Explanation
I couldn't see your data anywhere here, but I will use the iris
dataset to demonstrate how this can be achieved. I'll stick to only two examples because this takes some time to code, but once you see two examples I think it will become fairly quick to recognize what is going on. I will supply a reference at the end that will be helpful too.
Fitting Model Data
First we can fit a regression using the iris
data, then turn the data into a tibble with model data using both fortify
and as_tibble
. I have added an index column for one of the plots later.
#### Load Library ####
library(tidyverse)
#### Fit Model ####
fit <- lm(Petal.Width ~ Petal.Length,
data = iris)
#### Turn Model into Data Frame ####
fit.data <- fortify(fit) %>%
as_tibble() %>%
mutate(.index = 1:150)
fit.data
Which gives you this:
# A tibble: 150 × 9
Petal…¹ Petal…² .hat .sigma .cooksd .fitted .resid .stdr…³ .index
<dbl> <dbl> <dbl> <dbl> <dbl> <dbl> <dbl> <dbl> <int>
1 0.2 1.4 0.0186 0.207 8.18e-5 0.219 -0.0190 -0.0928 1
2 0.2 1.4 0.0186 0.207 8.18e-5 0.219 -0.0190 -0.0928 2
3 0.2 1.3 0.0197 0.207 1.23e-4 0.177 0.0226 0.111 3
4 0.2 1.5 0.0176 0.207 7.86e-4 0.261 -0.0606 -0.296 4
5 0.2 1.4 0.0186 0.207 8.18e-5 0.219 -0.0190 -0.0928 5
6 0.4 1.7 0.0158 0.207 6.06e-4 0.344 0.0563 0.275 6
7 0.3 1.4 0.0186 0.207 1.49e-3 0.219 0.0810 0.396 7
8 0.2 1.5 0.0176 0.207 7.86e-4 0.261 -0.0606 -0.296 8
9 0.2 1.4 0.0186 0.207 8.18e-5 0.219 -0.0190 -0.0928 9
10 0.1 1.5 0.0176 0.207 5.53e-3 0.261 -0.161 -0.785 10
# … with 140 more rows, and abbreviated variable names ¹Petal.Width,
# ²Petal.Length, ³.stdresid
# ℹ Use `print(n = ...)` to see more rows
You can see here it gives you a lot of valuable information...residuals, fitted residuals, Cook's distance, etc.

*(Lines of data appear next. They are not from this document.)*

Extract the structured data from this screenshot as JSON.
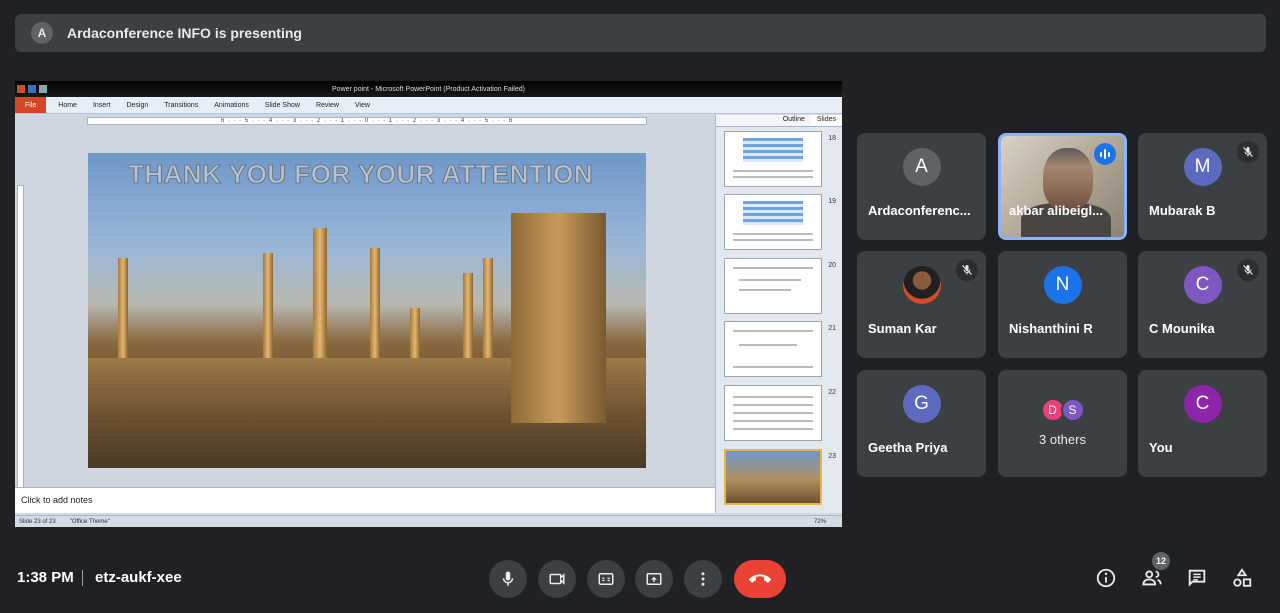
{
  "banner": {
    "initial": "A",
    "text": "Ardaconference INFO is presenting"
  },
  "powerpoint": {
    "window_title": "Power point - Microsoft PowerPoint (Product Activation Failed)",
    "tabs": [
      "File",
      "Home",
      "Insert",
      "Design",
      "Transitions",
      "Animations",
      "Slide Show",
      "Review",
      "View"
    ],
    "ruler_text": "6 · · · 5 · · · 4 · · · 3 · · · 2 · · · 1 · · · 0 · · · 1 · · · 2 · · · 3 · · · 4 · · · 5 · · · 6",
    "slide_title": "THANK YOU FOR YOUR ATTENTION",
    "notes_placeholder": "Click to add notes",
    "panel_tabs": {
      "outline": "Outline",
      "slides": "Slides"
    },
    "slide_numbers": [
      "18",
      "19",
      "20",
      "21",
      "22",
      "23"
    ],
    "status": {
      "slide": "Slide 23 of 23",
      "theme": "\"Office Theme\"",
      "zoom": "72%"
    }
  },
  "participants": [
    {
      "name": "Ardaconferenc...",
      "initial": "A",
      "color": "#5f6368",
      "muted": false
    },
    {
      "name": "akbar alibeigl...",
      "video": true,
      "speaking": true
    },
    {
      "name": "Mubarak B",
      "initial": "M",
      "color": "#5c6bc0",
      "muted": true
    },
    {
      "name": "Suman Kar",
      "photo": true,
      "muted": true
    },
    {
      "name": "Nishanthini R",
      "initial": "N",
      "color": "#1a73e8",
      "muted": false
    },
    {
      "name": "C Mounika",
      "initial": "C",
      "color": "#7e57c2",
      "muted": true
    },
    {
      "name": "Geetha Priya",
      "initial": "G",
      "color": "#5c6bc0",
      "muted": false
    },
    {
      "others_label": "3 others",
      "initials": [
        "D",
        "S"
      ],
      "colors": [
        "#ec407a",
        "#7e57c2"
      ]
    },
    {
      "name": "You",
      "initial": "C",
      "color": "#8e24aa",
      "muted": false
    }
  ],
  "bottom": {
    "time": "1:38 PM",
    "meeting_code": "etz-aukf-xee",
    "people_count": "12"
  },
  "colors": {
    "background": "#202124",
    "tile": "#3c4043",
    "end_call": "#ea4335",
    "speaking": "#8ab4f8"
  }
}
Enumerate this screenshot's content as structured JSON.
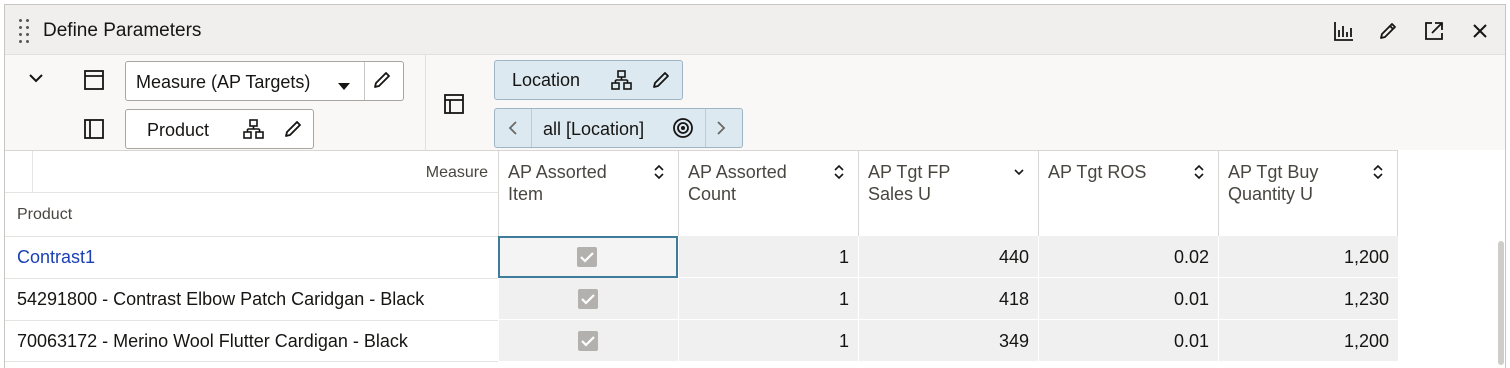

This makes it easy to plot them in ggplot2
.
Plotting
The first example will be a Cook's distance plot. This takes the index of the data point and plots the columns representing their respective distance using the geom_col
function. The key ingredient here is the geom_text
portion. Simply subset the data and nudge it a little so it doesnt totally overlap and you can essentially label whatever you want:
#### Cooks Distance ####
fit.data %>%
ggplot(aes(x=.index,
y=.cooksd,
label=.index))+
geom_col()+
labs(x="Index",
y="Cook's Distance",
title = "Cook's Distance")+
geom_text(data=subset(fit.data,
.cooksd > .05),
nudge_y = .003)
Giving you this plot:

Another example using a similar method below plots fitted values versus their respective residuals, with an arbitrary label placed here was well:
#### Fitted vs Residuals ####
ggplot(fit.data,
aes(.fitted,
round(.resid,2),
label=round(.resid,2))) +
geom_point() +
geom_hline(yintercept = 0) +
geom_smooth(se = FALSE)+
labs(x="Fitted",
y="Residual",
title = "Fitted vs Residuals")+
geom_text(data=subset(fit.data,
.resid > .5 | .resid < -.5),
nudge_x = .09)

A slew of other examples of how to do this can be seen at this link. The customization will be up to you, but it should give you a fair idea of how to hand tailor some of these base R plots you are getting.